The budgetary problems of Greece are again making the headlines. The country is in a mess, and because of it the Euro-zone is also potentially in a mess. If the Euro goes tits up, the banking crisis of 2008 will look like a bun-fight at the church fête. The question I want to explore is how did we get here?
There are two basic reasons why Greece got itself in to its current situation:
- The previous government cooked the books
- Paying your taxes is seen as a voluntary activity – especially by the rich
Philip Inman in exploring the possible outcomes of the crisis, states this as part of the most optimistic (and least likely) scenario:
Greece’s rich landowners, shipping magnates, doctors and dentists all agree to pay their taxes. As City credit analyst Jan Randolph of IHS says: “The Achilles heel of the Greek economy is tax evasion. If the rich paid their taxes there wouldn’t be a problem.”
Grecian doctors and dentists apparently use accountancy systems that British “cash-in-hand” builders might be advised to study. The mega-rich just avoid paying taxes at all.
Jason Rosehouse touches on this in the context of American politics
The power brokers in the Republican party are primarily Wall Street barons and other members of the super rich. On domestic policy they care almost exclusively about redistributing wealth upwards and in creating an entirely unregulated environment for corporations. The flip side is that anything that might benefit poor or middle class people they oppose. That is why they will fight tooth and nail to oppose the tiniest tax increase on millionaires, but will then turn around and accuse schoolteachers (!!) of being greedy. It is why they openly despise the public schools, and propose ludicrous, unworkable tax schemes that overwhelmingly benefit the super rich. It’s why they are so horrified by the idea that the health care system might be reformed to make it possible for millions of uninsured to obtain insurance. (It’s certainly not that they had a better idea for reforming the system. And notice that when they controlled both Congress and the Presidency from 2000-2006, they never even mentioned the health care crisis. As far as they are concerned, forty million people without health insurance simply isn’t a problem.)

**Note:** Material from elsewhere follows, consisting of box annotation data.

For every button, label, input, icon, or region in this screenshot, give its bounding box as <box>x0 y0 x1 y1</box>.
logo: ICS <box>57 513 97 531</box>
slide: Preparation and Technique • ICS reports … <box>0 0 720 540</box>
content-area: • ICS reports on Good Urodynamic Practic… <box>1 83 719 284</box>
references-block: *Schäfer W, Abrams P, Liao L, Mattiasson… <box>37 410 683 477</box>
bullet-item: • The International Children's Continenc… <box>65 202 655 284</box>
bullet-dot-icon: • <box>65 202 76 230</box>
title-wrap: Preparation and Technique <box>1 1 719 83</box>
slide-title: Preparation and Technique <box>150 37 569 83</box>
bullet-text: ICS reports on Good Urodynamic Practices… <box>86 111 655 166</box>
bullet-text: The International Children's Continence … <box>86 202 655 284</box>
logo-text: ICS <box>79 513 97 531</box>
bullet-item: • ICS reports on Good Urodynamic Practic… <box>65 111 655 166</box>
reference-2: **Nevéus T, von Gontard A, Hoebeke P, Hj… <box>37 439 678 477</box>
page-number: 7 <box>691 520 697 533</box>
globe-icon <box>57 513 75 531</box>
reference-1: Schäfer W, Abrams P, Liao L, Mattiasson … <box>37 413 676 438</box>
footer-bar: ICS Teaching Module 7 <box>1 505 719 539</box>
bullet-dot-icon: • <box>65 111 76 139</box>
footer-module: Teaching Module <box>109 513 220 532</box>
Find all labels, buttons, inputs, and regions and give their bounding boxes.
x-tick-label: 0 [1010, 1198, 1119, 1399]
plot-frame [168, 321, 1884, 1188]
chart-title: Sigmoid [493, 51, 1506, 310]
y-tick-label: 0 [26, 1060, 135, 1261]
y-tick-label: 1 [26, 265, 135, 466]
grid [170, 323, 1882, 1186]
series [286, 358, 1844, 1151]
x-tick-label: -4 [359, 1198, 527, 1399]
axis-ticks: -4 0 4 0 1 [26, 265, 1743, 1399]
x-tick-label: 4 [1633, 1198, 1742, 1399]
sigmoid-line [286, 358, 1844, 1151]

This increasingly the situation throughout the western world. The rich basically want it all. They want the state to educate and train their workforce. Suitably trained they want our labour at the lowest possible price. They expect the state to protect their property, to make sure that the transport system and services work, and in the last resort to bail them out. But they are more and more reluctant to pay for any of it.
They demand lower corporation tax. They demand that the 50% income tax rate be removed. Multi-nationals declare their profits where ever it suits them, regardless of where those profits have been earned. Thus they deprive developing nations of large amounts of needed and legitimate revenue.
The middle classes in the west used to think that at least we had a share in all this corporate greed through our pension schemes, but even that is going. We are now too expensive to keep in our old age, and paying into a employee pension scheme damages corporate profitability. Besides the middle classes are no longer needed by the Masters of the Universe©. Someone on the other side of the globe can do (with a few exceptions) your job just as easily and for half, or less, the wage that you need to live on in the west.
When Bill Clinton left office in 2001 the American Federal Budget was in surplus, now it is in massive deficit, essentially because tax cuts for billionaires, one and a half unnecessary wars and allowing the banks to run amok. Many of the Republican candidates for the 2012 presidential elections are making noises about cutting taxes for the rich, and cutting corporation tax, “balancing” the budget by cutting environmental protection and programs such as Medicaid and Medicare. One of them Michelle Bachmann is proposing increasing the tax burden on the working classes to help offset this.
In this country the Tories haven’t gone that far yet. They would like to abolish the 50% income tax rate for high earners. They would like to cut corporation tax. But it is difficult to do so when you are trying to claim that the country is bankrupt. If you are lopping £20 billion of the NHS budget and closing Sure Start Centres, a give away to the rich just might be the trigger for either riots or the LibDems to develop a bit of backbone, neither of which is desirable from a Tory point of view.
Getting back to my original point; Government is a necessity in any community over about one hundred and fifty, and governments need to raise revenue. Graduated taxation of income is the fairest way to do it.
If the rich are not prepared to pay their share, which they did (up to a point) in the past, then all the west is heading in the same direction as Greece.